Georges Valmier, born in April 1885 in Angoulême, France, was among those artists who did not fulfil all their goals, leaving behind him a restricted amount of works.

Still, Valmier worked a lot devoting all his energy to art after studying painting with Luc-Olivier Merson in Paris between 1905 and 1909. He then worked under the influence of Cézanne and adhered to Cubism progressively from 1911.

Valmier first painted destructured portraits and went on to produce still lifes and landscapes in that manner in a style close to that of Lyonel Feininger. He exhibited his works at the Salon des Indépendants in 1913 and 1914 but had to enrol in the French army at the outbreak of the First World War.

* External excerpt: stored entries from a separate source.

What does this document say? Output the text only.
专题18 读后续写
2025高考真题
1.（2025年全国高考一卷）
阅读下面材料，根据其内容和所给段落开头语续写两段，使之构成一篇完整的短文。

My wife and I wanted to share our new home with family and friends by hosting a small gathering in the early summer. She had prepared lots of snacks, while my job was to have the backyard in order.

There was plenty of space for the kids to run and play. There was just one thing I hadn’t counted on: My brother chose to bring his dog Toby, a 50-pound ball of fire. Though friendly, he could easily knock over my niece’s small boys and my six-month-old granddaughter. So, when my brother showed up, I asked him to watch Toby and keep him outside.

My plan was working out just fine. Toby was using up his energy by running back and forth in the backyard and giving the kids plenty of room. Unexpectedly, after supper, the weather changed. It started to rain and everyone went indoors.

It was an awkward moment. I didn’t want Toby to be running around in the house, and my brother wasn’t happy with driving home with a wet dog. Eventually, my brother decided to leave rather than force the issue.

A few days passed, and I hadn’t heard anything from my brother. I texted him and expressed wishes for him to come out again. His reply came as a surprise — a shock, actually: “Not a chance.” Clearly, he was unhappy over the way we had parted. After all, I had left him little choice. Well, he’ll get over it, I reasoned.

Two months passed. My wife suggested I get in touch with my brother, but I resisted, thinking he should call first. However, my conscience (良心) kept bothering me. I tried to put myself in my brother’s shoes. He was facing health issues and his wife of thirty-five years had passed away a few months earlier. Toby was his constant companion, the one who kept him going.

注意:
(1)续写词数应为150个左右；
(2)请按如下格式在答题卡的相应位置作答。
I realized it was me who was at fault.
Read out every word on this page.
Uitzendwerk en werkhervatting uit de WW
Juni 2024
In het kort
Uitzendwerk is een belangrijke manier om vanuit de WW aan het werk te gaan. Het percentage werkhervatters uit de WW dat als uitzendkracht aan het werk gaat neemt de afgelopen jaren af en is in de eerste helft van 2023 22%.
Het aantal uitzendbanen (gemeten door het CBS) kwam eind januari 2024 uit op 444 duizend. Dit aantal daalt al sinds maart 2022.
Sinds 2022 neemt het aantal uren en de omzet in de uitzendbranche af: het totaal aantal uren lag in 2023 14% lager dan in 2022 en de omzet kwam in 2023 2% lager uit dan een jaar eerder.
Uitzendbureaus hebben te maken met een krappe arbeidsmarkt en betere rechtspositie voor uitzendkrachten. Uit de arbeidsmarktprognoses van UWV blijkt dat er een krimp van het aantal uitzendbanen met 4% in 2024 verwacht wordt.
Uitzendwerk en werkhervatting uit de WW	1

Back to civilian life in 1919, he went back to work and remained faithful to Cubism. His first exhibition after the war took place in 1921 in Paris where he showed some paintings and collages. The same year he worked as an illustrator for the «Bulletin de l'Effort Moderne», a magazine headed by Paul Rosenberg.

Much attracted by Futurism, he produced masks for Marinetti's theatre and decors for some plays, including Claudel's «Tête d'Or», Georges Pillement's «Cyprien et l'Amour à Dix-Huit Ans» or Max Jacob's «Isabelle et Pantalon».

From 1921, Valmier executed charming gouache copies of all his paintings and collages which summarized his late contribution to Cubism.

Also a good musician, earning his life through many religious concerts, Valmier then appeared progressively detached from reality in his works where lines and curves determining neat painted surfaces played a predominant role in a way close to that of Fernand Léger.

From 1919, he used to give musical titles to his works like «Improvisation» or «Scherzo» but in 1929, he chose to give up cubist aesthetism in favour of total abstraction. Valmier exhibited his works once again at the Salon des Indépendants in 1930 and joined the «Abstraction-Creation» group two years later. During the last part of his life he produced a series of gouaches to illustrate Georges Pillement's «Entre la Vie et la Mort» and executed three large panels for the pavilion of the French railway SNCF company at the International exhibition of 1937 in Paris. He died on March 25th of that year.